Martin Lanig: Man kommt da in ein Umfeld hinein, das man so nicht kennt. Es ist wahnsinnig wichtig, dass man zuhause einen Rückhalt hat, der einem die Realität vor Augen halten kann, wenn man plötzlich mit solchen Summen konfrontiert wird – man gewöhnt sich sonst zu schnell daran. In der Branche geht es viel um Statussymbole. Wenn alle anderen im Team einen Porsche fahren, kann man nicht mit dem Kleinwagen zum Training kommen. Ich habe trotzdem versucht, während der Karriere ein halbwegs normales Leben zu führen und nicht mit der Masse zu schwimmen. Ich wollte keine ferngesteuerte Marionette sein. So habe ich mich mit 26 Jahren von meinem Spielerberater getrennt und bin selbstbestimmt durch meine Karriere gegangen. Das hat gut geklappt.

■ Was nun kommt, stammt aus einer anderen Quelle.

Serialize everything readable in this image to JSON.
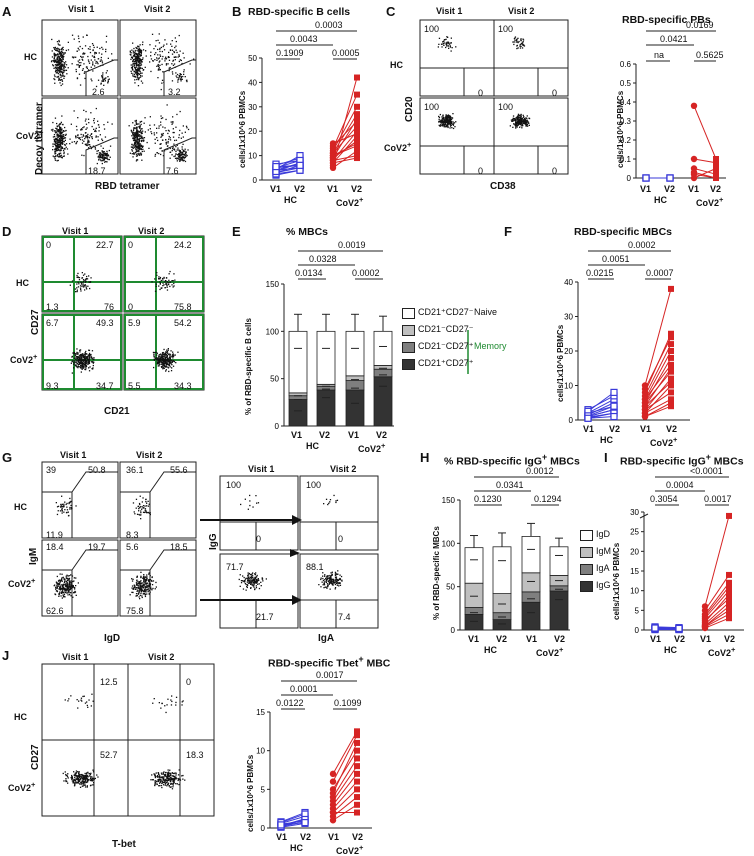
{
  "colors": {
    "hc": "#3a3ad9",
    "cov": "#d62424",
    "green_gate": "#1e8a30",
    "naive": "#ffffff",
    "dn": "#bfbfbf",
    "cd21neg": "#7f7f7f",
    "cd21pos": "#333333"
  },
  "labels": {
    "visit1": "Visit 1",
    "visit2": "Visit 2",
    "hc": "HC",
    "cov": "CoV2",
    "plus": "+",
    "v1": "V1",
    "v2": "V2",
    "cells_axis": "cells/1x10^6 PBMCs"
  },
  "panels": {
    "A": {
      "letter": "A",
      "ylabel": "Decoy tetramer",
      "xlabel": "RBD tetramer",
      "gates": [
        "2.6",
        "3.2",
        "18.7",
        "7.6"
      ]
    },
    "B": {
      "letter": "B",
      "title": "RBD-specific B cells",
      "pvals": [
        "0.0003",
        "0.0043",
        "0.1909",
        "0.0005"
      ]
    },
    "C": {
      "letter": "C",
      "ylabel": "CD20",
      "xlabel": "CD38",
      "gates": [
        "100",
        "0",
        "100",
        "0",
        "100",
        "0",
        "100",
        "0"
      ]
    },
    "C2": {
      "title": "RBD-specific PBs",
      "pvals": [
        "0.0169",
        "0.0421",
        "na",
        "0.5625"
      ]
    },
    "D": {
      "letter": "D",
      "ylabel": "CD27",
      "xlabel": "CD21",
      "gates": [
        [
          "0",
          "22.7",
          "1.3",
          "76"
        ],
        [
          "0",
          "24.2",
          "0",
          "75.8"
        ],
        [
          "6.7",
          "49.3",
          "9.3",
          "34.7"
        ],
        [
          "5.9",
          "54.2",
          "5.5",
          "34.3"
        ]
      ]
    },
    "E": {
      "letter": "E",
      "title": "% MBCs",
      "ylabel": "% of RBD-specific B cells",
      "pvals": [
        "0.0019",
        "0.0328",
        "0.0134",
        "0.0002"
      ],
      "legend": [
        "CD21⁺CD27⁻",
        "CD21⁻CD27⁻",
        "CD21⁻CD27⁺",
        "CD21⁺CD27⁺"
      ],
      "naive": "Naive",
      "memory": "Memory"
    },
    "F": {
      "letter": "F",
      "title": "RBD-specific MBCs",
      "pvals": [
        "0.0002",
        "0.0051",
        "0.0215",
        "0.0007"
      ]
    },
    "G": {
      "letter": "G",
      "ylabel": "IgM",
      "xlabel": "IgD",
      "ylabel2": "IgG",
      "xlabel2": "IgA",
      "gates": [
        [
          "39",
          "50.8",
          "11.9"
        ],
        [
          "36.1",
          "55.6",
          "8.3"
        ],
        [
          "18.4",
          "19.7",
          "62.6"
        ],
        [
          "5.6",
          "18.5",
          "75.8"
        ]
      ],
      "gates2": [
        [
          "100",
          "0"
        ],
        [
          "100",
          "0"
        ],
        [
          "71.7",
          "21.7"
        ],
        [
          "88.1",
          "7.4"
        ]
      ]
    },
    "H": {
      "letter": "H",
      "title": "% RBD-specific IgG",
      "title_end": " MBCs",
      "ylabel": "% of RBD-specific MBCs",
      "pvals": [
        "0.0012",
        "0.0341",
        "0.1230",
        "0.1294"
      ],
      "legend": [
        "IgD",
        "IgM",
        "IgA",
        "IgG"
      ]
    },
    "I": {
      "letter": "I",
      "title": "RBD-specific IgG",
      "title_end": " MBCs",
      "pvals": [
        "<0.0001",
        "0.0004",
        "0.3054",
        "0.0017"
      ]
    },
    "J": {
      "letter": "J",
      "ylabel": "CD27",
      "xlabel": "T-bet",
      "gates": [
        "12.5",
        "0",
        "52.7",
        "18.3"
      ]
    },
    "J2": {
      "title": "RBD-specific Tbet",
      "title_end": " MBC",
      "pvals": [
        "0.0017",
        "0.0001",
        "0.0122",
        "0.1099"
      ]
    }
  },
  "chart_data": [
    {
      "panel": "B",
      "type": "scatter",
      "title": "RBD-specific B cells",
      "ylabel": "cells/1x10^6 PBMCs",
      "ylim": [
        0,
        50
      ],
      "yticks": [
        0,
        10,
        20,
        30,
        40,
        50
      ],
      "categories": [
        "HC V1",
        "HC V2",
        "CoV2+ V1",
        "CoV2+ V2"
      ],
      "series": [
        {
          "name": "HC",
          "v1": [
            2,
            3,
            4,
            4,
            5,
            5,
            6,
            3,
            2.5,
            4.5,
            3.5,
            6.5,
            5.5
          ],
          "v2": [
            4,
            6,
            5,
            7,
            8,
            6,
            9,
            5,
            4,
            10,
            7,
            8,
            6
          ]
        },
        {
          "name": "CoV2+",
          "v1": [
            5,
            7,
            8,
            9,
            10,
            11,
            12,
            13,
            6,
            8,
            9,
            11,
            14,
            15,
            10,
            7
          ],
          "v2": [
            12,
            18,
            20,
            25,
            15,
            22,
            30,
            35,
            42,
            10,
            16,
            27,
            24,
            19,
            14,
            9
          ]
        }
      ]
    },
    {
      "panel": "C2",
      "type": "scatter",
      "title": "RBD-specific PBs",
      "ylabel": "cells/1x10^6 PBMCs",
      "ylim": [
        0,
        0.6
      ],
      "yticks": [
        0,
        0.1,
        0.2,
        0.3,
        0.4,
        0.5,
        0.6
      ],
      "categories": [
        "HC V1",
        "HC V2",
        "CoV2+ V1",
        "CoV2+ V2"
      ],
      "series": [
        {
          "name": "HC",
          "v1": [
            0,
            0,
            0,
            0
          ],
          "v2": [
            0,
            0,
            0,
            0
          ]
        },
        {
          "name": "CoV2+",
          "v1": [
            0.38,
            0.1,
            0.05,
            0.02,
            0,
            0.03
          ],
          "v2": [
            0.1,
            0.08,
            0.02,
            0,
            0.05,
            0
          ]
        }
      ]
    },
    {
      "panel": "E",
      "type": "bar",
      "title": "% MBCs",
      "ylabel": "% of RBD-specific B cells",
      "ylim": [
        0,
        150
      ],
      "yticks": [
        0,
        50,
        100,
        150
      ],
      "categories": [
        "HC V1",
        "HC V2",
        "CoV2+ V1",
        "CoV2+ V2"
      ],
      "series": [
        {
          "name": "CD21⁺CD27⁺",
          "values": [
            28,
            38,
            38,
            52
          ],
          "sd": [
            12,
            8,
            14,
            10
          ]
        },
        {
          "name": "CD21⁻CD27⁺",
          "values": [
            4,
            4,
            10,
            8
          ],
          "sd": [
            4,
            3,
            8,
            6
          ]
        },
        {
          "name": "CD21⁻CD27⁻",
          "values": [
            3,
            2,
            5,
            4
          ],
          "sd": [
            3,
            2,
            4,
            3
          ]
        },
        {
          "name": "CD21⁺CD27⁻",
          "values": [
            65,
            56,
            47,
            36
          ],
          "sd": [
            18,
            18,
            18,
            16
          ]
        }
      ]
    },
    {
      "panel": "F",
      "type": "scatter",
      "title": "RBD-specific MBCs",
      "ylabel": "cells/1x10^6 PBMCs",
      "ylim": [
        0,
        40
      ],
      "yticks": [
        0,
        10,
        20,
        30,
        40
      ],
      "categories": [
        "HC V1",
        "HC V2",
        "CoV2+ V1",
        "CoV2+ V2"
      ],
      "series": [
        {
          "name": "HC",
          "v1": [
            0.5,
            1,
            1.5,
            2,
            2,
            3,
            1,
            0.8,
            2.5,
            1.2,
            0.5
          ],
          "v2": [
            2,
            3,
            5,
            6,
            4,
            7,
            3,
            2,
            8,
            4,
            1
          ]
        },
        {
          "name": "CoV2+",
          "v1": [
            1,
            2,
            3,
            4,
            5,
            6,
            7,
            8,
            10,
            3,
            2,
            5,
            6,
            4,
            9,
            1
          ],
          "v2": [
            5,
            10,
            12,
            15,
            18,
            20,
            22,
            25,
            38,
            8,
            6,
            14,
            16,
            11,
            24,
            4
          ]
        }
      ]
    },
    {
      "panel": "H",
      "type": "bar",
      "title": "% RBD-specific IgG+ MBCs",
      "ylabel": "% of RBD-specific MBCs",
      "ylim": [
        0,
        150
      ],
      "yticks": [
        0,
        50,
        100,
        150
      ],
      "categories": [
        "HC V1",
        "HC V2",
        "CoV2+ V1",
        "CoV2+ V2"
      ],
      "series": [
        {
          "name": "IgG",
          "values": [
            18,
            12,
            32,
            45
          ],
          "sd": [
            8,
            5,
            12,
            10
          ]
        },
        {
          "name": "IgA",
          "values": [
            8,
            8,
            12,
            6
          ],
          "sd": [
            6,
            5,
            8,
            4
          ]
        },
        {
          "name": "IgM",
          "values": [
            28,
            22,
            22,
            12
          ],
          "sd": [
            15,
            12,
            10,
            6
          ]
        },
        {
          "name": "IgD",
          "values": [
            41,
            54,
            42,
            33
          ],
          "sd": [
            14,
            16,
            15,
            10
          ]
        }
      ]
    },
    {
      "panel": "I",
      "type": "scatter",
      "title": "RBD-specific IgG+ MBCs",
      "ylabel": "cells/1x10^6 PBMCs",
      "ylim": [
        0,
        30
      ],
      "yticks": [
        0,
        5,
        10,
        15,
        20,
        25,
        30
      ],
      "categories": [
        "HC V1",
        "HC V2",
        "CoV2+ V1",
        "CoV2+ V2"
      ],
      "series": [
        {
          "name": "HC",
          "v1": [
            0.5,
            0.3,
            0.2,
            0.8,
            0.4,
            0.6,
            0.1,
            0.3,
            0.5
          ],
          "v2": [
            0.3,
            0.5,
            0.2,
            0.6,
            0.4,
            0.3,
            0.1,
            0.2,
            0.4
          ]
        },
        {
          "name": "CoV2+",
          "v1": [
            0.5,
            1,
            1.5,
            2,
            3,
            4,
            5,
            2.5,
            1,
            3.5,
            0.8,
            6
          ],
          "v2": [
            3,
            5,
            7,
            9,
            10,
            12,
            14,
            8,
            6,
            11,
            4,
            29
          ]
        }
      ]
    },
    {
      "panel": "J2",
      "type": "scatter",
      "title": "RBD-specific Tbet+ MBC",
      "ylabel": "cells/1x10^6 PBMCs",
      "ylim": [
        0,
        15
      ],
      "yticks": [
        0,
        5,
        10,
        15
      ],
      "categories": [
        "HC V1",
        "HC V2",
        "CoV2+ V1",
        "CoV2+ V2"
      ],
      "series": [
        {
          "name": "HC",
          "v1": [
            0.2,
            0.4,
            0.6,
            0.8,
            0.3,
            0.5,
            0.1,
            0.7,
            0.2,
            0.4
          ],
          "v2": [
            0.8,
            1,
            1.5,
            2,
            1.2,
            0.9,
            0.6,
            1.8,
            1.1,
            0.7
          ]
        },
        {
          "name": "CoV2+",
          "v1": [
            1,
            2,
            3,
            4,
            5,
            6,
            2.5,
            1.5,
            3.5,
            4.5,
            2,
            7
          ],
          "v2": [
            3,
            5,
            7,
            9,
            10,
            12,
            6,
            4,
            8,
            11,
            2,
            12.5
          ]
        }
      ]
    }
  ]
}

Während es andere Fußballprofis nach England oder Spanien zieht, bist du 2015 von Frankfurt zu APOEL Nikosia nach Zypern gewechselt – nicht unbedingt eine typische Fußball-Destination. Wie kam es dazu?
Martin Lanig: Ich hatte zu der Zeit schon in Richtung Karriereende geblickt und mein Fernstudium forciert gehabt. Thorsten Fink wurde Trainer in Nikosia und wollte mich in seinem Team haben. Dort konnte ich noch ein paar Monate auf gutem Niveau Fußballspielen und gleichzeitig meine Klausuren schreiben. Das war ziemlich abenteuerlich: Die Fern-Uni aus Wismar hat meine Klausuren versiegelt an die Goethe-Universität in Nikosia geschickt. Dort habe ich die Klausuren unter Aufsicht geschrieben und sie wurden versiegelt wieder zurückgesendet. Zum Abschluss der Saison haben wir dann noch die Meisterschaft und den Pokalsieg geholt und ich konnte meine Laufbahn mit zwei Titeln beenden.

Durch das Fernstudium ist dir dann das gelungen, was nicht viele Profis schaffen: Ein nahtloser Übergang von der Karriere in das Berufsleben. Damit bist du der der lebende Beweis dafür, dass das, was ihr den Kids bei „Anpfiff Heilbronn“erzählt, Hand und Fuß hat…
Martin Lanig: Exakt. Das hat auch Anpfiff ins Leben erkannt, als sie mir die Stelle als Jugendkoordinator gegeben haben. Bevor ich hierher gekommen bin, habe ich aber auch noch in einige Bereiche reingeschnuppert, um das per Fernstudium Erlernte in der Praxis anwenden zu können. So habe ich bei 1899 Hoffenheim, der Deutschen Fußball-Liga und der U21-Nationalmannschaft bei Stefan Kuntz hospitiert und habe auch in eine Unternehmensberatung reingeschnuppert, um die Berufswelt jenseits des Fußballs kennenzulernen.

Anpfiff Heilbronn mit steigenden Anmeldezahlen

Im Juli 2019 startete „Anpfiff Heilbronn“. Das durch die Dieter Schwarz Stiftung ermöglichte Jugendförderkonzept von Anpfiff ins Leben wird als Pilotprojekt beim FC Union Heilbronn umgesetzt und soll in naher Zukunft auch für weitere Heilbronner Vereine geöffnet werden. Das Projekt, das schon in seinem ersten Jahr 140 Kinder und Jugendliche mit einer ganzheitlichen Förderung in den Bereichen Sport, Schule, Beruf und Soziales unterstützt hat, hat in den letzten Monaten weiteren Zulauf bekommen.

„So wie es aussieht, werden wir mit über 200 Kindern in die neue Saison gehen können“, freut sich Dominik Hager (Foto). Der Projektkoordinator betreut die jungen Kicker gemeinsam mit vier weiteren Lernbegleitern bei den Hausaufgaben. „Bei vielen der Kids liegen die Schwierigkeiten oft nicht beim Stoff selbst, sondern vielmehr bei der Lernmethodik. Dort setzen wir an.“

Inzwischen hat Hager auch Kontakt zu Vereinen aus anderen Sportarten aufgenommen. „Ziel ist, dass nach der Pilotphase weitere Heilbronner Vereine dazu stoßen und viele weitere Kinder und Übungsleiter von der 360°-Förderung profitieren“, so Dominik Hager.